Extracellularly Activated Logic‐Gated DNA Nanodevice for Molecular Transport via Reprogrammed Transferrin Receptor Trafficking

Abstract Overexpressed transferrin receptor (TfR) on cancer cell membranes mediates the endocytosis of iron‐loaded transferrin, which is subsequently recycled to the plasma membrane through endosomal pathways to meet the elevated iron demand. Here, an extracellularly activated “AND” logic‐gated DNA nanodevice is presented, that hijacks and reprograms TfR trafficking to disrupt iron metabolism of cancer cells and enable molecular transport.
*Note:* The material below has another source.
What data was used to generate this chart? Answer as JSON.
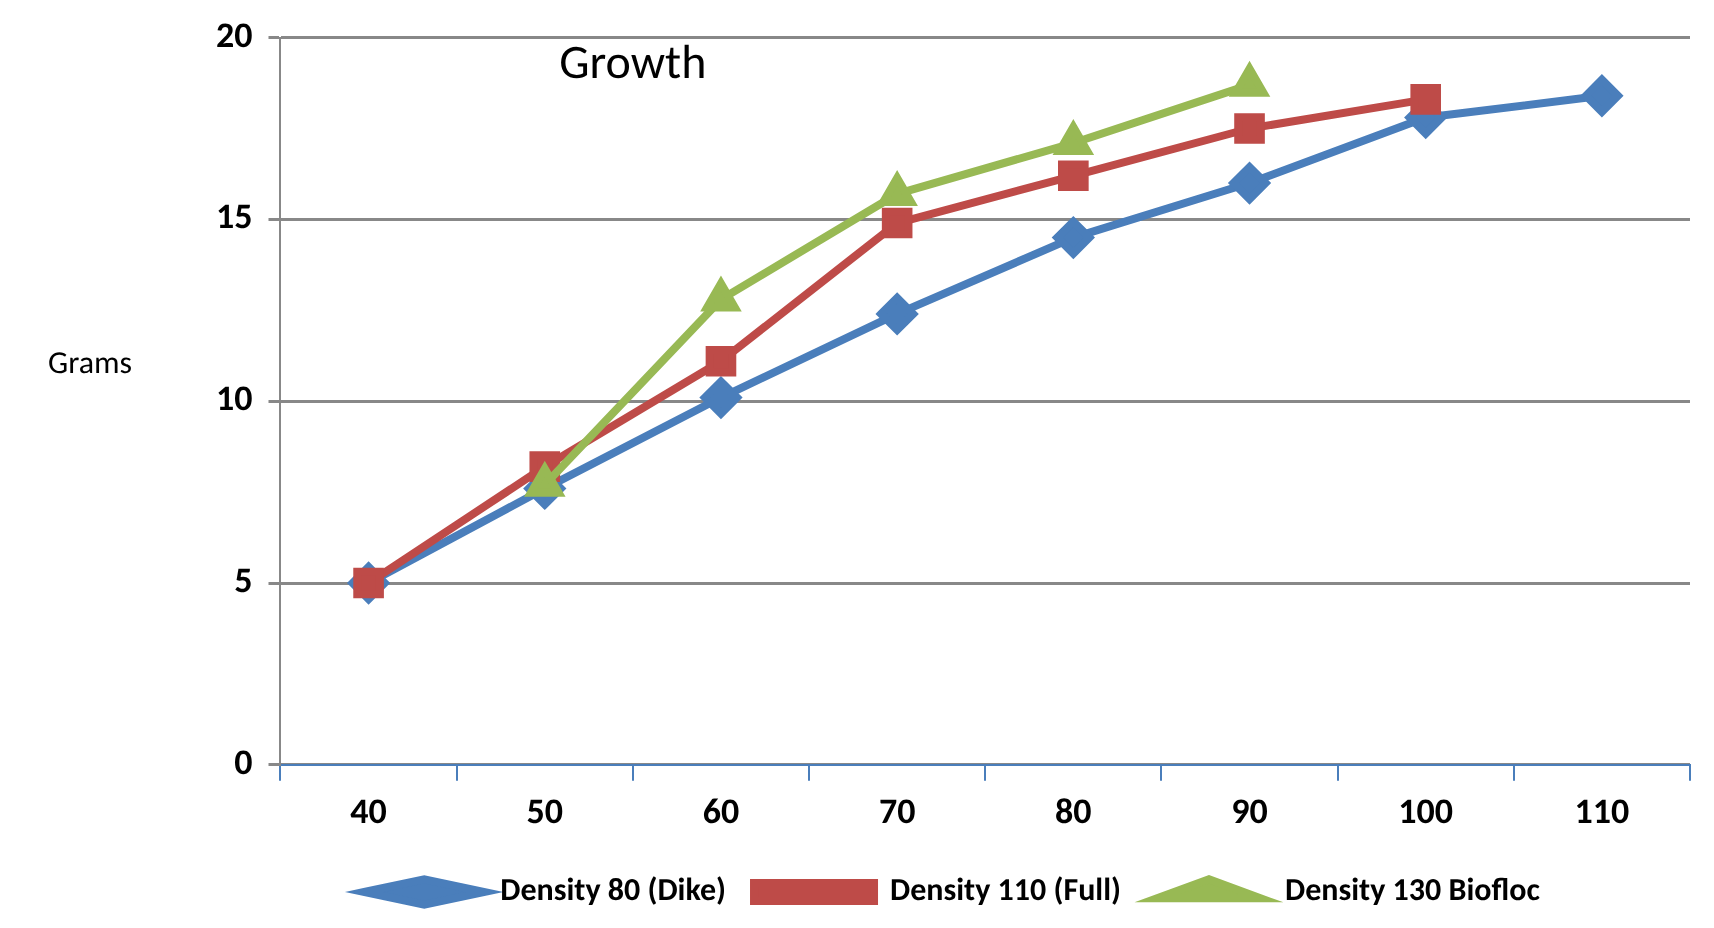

This nanoplatform undergoes dynamic assembly in response to mildly acidic pH and specific extracellular molecular cues in the cancer microenvironment. Guided by aptamer recognition, it captures TfRs and redirects them toward lysosomal degradation via tetrahedral framework nucleic acid (tFNA)‐mediated targeting, rather than membrane recycling, thereby impairing iron homeostasis and suppressing cancer cell migration. Meanwhile, the incorporated photosensitizer chlorin e6 (Ce6) is efficiently transported into cells, where it induces cytoplasmic perturbations and triggers self‐destruction, achieving dual inhibition of cancer cell growth and motility. This nanodevice demonstrates intelligent cell‐level recognition and holds broad potential for extracellular molecular computation and precision nanomedicine.